Seed-mediated tuning of branch size in vertically aligned branched silver nanoplates for large-area and highly sensitive SERS substrates

Abstract

In this work, we report a solution-based, scalable, and low-cost strategy for fabricating large-area, vertically aligned branched silver nanoplates (BANs) on glass substrates (GS), addressing a key challenge in surface-enhanced Raman spectroscopy (SERS) substrate design: achieving simultaneous morphological controllability, large-area uniformity, and high signal reproducibility using simple wet-chemical routes. By tuning the concentrations of AgNO₃ and citrate ions in a seed-mediated growth process, the branch size of Ag nanoplates can be precisely controlled over a wide range (40–394 nm), enabling regulation of interbranch spacing during vertical assembly. Notably, reducing the branch size (<100 nm) leads to the formation of a high density of ultrasmall plasmonic nanogaps, resulting in enhanced plasmonic coupling and uniformly distributed SERS hot spots across large areas.
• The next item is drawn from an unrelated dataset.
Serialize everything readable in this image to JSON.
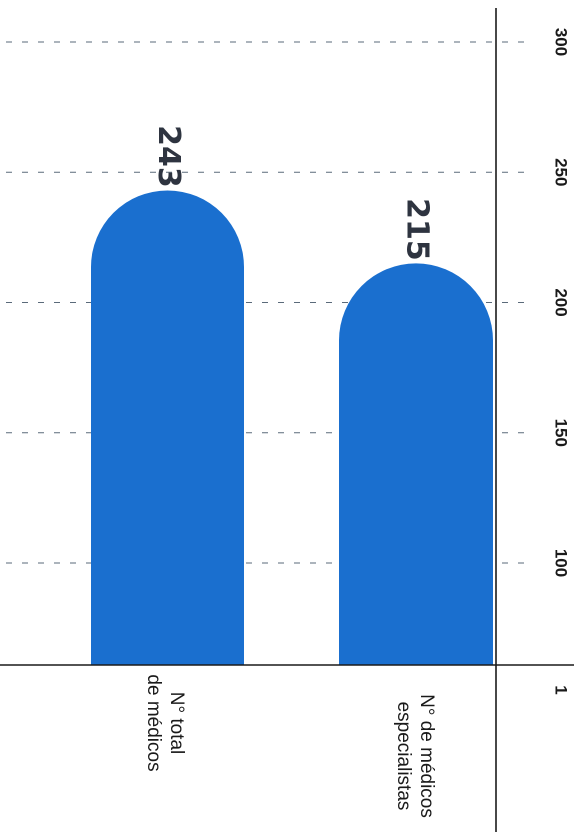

Benefiting from this tunable hierarchical architecture, the optimized GS–BAN substrate exhibits a high analytical enhancement factor (AEF) of 7.7 × 10⁸ and an ultralow detection limit of 10⁻¹¹ M for rhodamine 6G (R6G), along with excellent signal reproducibility, as evidenced by a relative standard deviation (RSD) of 6.82%. These results demonstrate that branch-size engineering effectively overcomes uniformity and scalability limitations, while enhancing hot-spot density and analytical sensitivity, enabling reliable and large-area SERS platforms without complex fabrication processes.